Aquarienfische brauchen eine gesunde und auf ihre Art abgestimmte Pflanzenwelt.

Grundsätzlich gilt: Weniger ist mehr. Statt das Becken zu überfrachten, lohnt es sich, optische Schwerpunkte zu setzen und auf die Bedürfnisse der Fische zu achten. Bodenbewohner brauchen Steine und niedrige Pflanzen, Sand und Hölzer, die ihren Lebensraum interessant gestalten. Für Höhlenbewohner sollte man Unterschlupfmöglichkeiten einplanen. Manche Fische halten sich hauptsächlich an der Oberfläche des Aquariums auf. Ihnen sollte man Schwimmpflanzen anbieten, die an der Wasseroberfläche treiben und den Tieren Schutz und Ablaichmöglichkeit bieten.

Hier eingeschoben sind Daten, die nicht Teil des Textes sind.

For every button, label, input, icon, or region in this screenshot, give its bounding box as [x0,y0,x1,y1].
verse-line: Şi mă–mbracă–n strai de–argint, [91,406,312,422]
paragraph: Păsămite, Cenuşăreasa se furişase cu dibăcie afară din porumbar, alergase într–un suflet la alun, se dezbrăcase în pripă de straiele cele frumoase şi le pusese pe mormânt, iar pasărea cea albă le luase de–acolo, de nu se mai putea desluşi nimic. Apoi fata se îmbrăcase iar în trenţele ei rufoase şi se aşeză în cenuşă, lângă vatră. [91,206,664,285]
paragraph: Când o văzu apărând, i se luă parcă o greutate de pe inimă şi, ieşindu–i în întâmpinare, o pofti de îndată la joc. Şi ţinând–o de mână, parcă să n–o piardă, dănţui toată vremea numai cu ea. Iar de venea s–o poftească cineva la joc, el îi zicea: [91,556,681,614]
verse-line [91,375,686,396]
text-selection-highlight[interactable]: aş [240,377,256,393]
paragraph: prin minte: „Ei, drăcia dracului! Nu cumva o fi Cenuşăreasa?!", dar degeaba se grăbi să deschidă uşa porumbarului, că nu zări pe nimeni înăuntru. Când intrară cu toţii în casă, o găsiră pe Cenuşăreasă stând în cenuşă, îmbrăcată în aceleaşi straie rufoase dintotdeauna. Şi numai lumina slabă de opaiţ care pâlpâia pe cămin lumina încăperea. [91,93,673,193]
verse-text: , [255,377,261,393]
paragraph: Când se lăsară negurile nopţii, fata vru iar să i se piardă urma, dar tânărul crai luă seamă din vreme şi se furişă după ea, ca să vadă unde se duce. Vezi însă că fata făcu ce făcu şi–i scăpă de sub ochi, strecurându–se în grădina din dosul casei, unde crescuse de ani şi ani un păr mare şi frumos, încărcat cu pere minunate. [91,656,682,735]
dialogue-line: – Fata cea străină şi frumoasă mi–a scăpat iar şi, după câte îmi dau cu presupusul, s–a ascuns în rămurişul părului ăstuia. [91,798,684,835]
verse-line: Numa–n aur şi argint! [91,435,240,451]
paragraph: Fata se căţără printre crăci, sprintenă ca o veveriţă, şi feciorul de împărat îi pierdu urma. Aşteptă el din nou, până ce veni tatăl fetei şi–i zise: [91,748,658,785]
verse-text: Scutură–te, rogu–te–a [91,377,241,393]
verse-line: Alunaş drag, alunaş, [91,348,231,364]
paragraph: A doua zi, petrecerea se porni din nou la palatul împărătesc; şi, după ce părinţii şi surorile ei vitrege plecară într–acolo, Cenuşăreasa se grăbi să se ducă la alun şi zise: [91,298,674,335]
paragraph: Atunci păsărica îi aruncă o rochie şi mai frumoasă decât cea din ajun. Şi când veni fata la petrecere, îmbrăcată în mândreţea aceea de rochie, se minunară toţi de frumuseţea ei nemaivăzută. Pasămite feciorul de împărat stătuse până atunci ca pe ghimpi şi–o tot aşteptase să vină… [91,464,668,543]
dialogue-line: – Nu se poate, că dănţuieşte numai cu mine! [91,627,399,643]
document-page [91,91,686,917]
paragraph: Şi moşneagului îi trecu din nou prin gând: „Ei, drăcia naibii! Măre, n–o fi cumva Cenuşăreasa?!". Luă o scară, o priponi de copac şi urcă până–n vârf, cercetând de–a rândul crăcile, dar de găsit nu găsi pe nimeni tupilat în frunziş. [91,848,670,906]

Pflanzen sind die grüne Lunge des Aquariums. Sie helfen dabei, den Urin und Kot der Fische sowie Schadstoffe abzubauen. Ohne Pflanzen können Fische krank werden. Sie bieten nicht nur einen optischen Reiz, sondern den Fischen auch Schutz und Versteckmöglichkeiten. Etwa 70 Prozent des Bodens sollten bepflanzt sein, rät der Verband Deutscher Vereine für Aquarien- und Terrarienkunde. Pflanzen könne man in ein neues Aquarium sofort einsetzen, aber erst nach frühestens 14 Tagen die ersten Fische. So lange dauere es, bis aus Leitungswasser Aquarienwasser wird.

Neben den Pflanzen können auch Kunstprodukte aus Stein, Glas oder Metall interessante Akzente setzten. Aber ob Kies, Höhlen, Gesteinsarten, Pflanzen oder versunkenes Schiff – jede Dekoration muss für Fische unbedenklich sein. Scharfe Kanten sind tabu, Metall muss rostfrei sein, Glas darf nur als runder oder ovaler Kiesel ins Aquarium.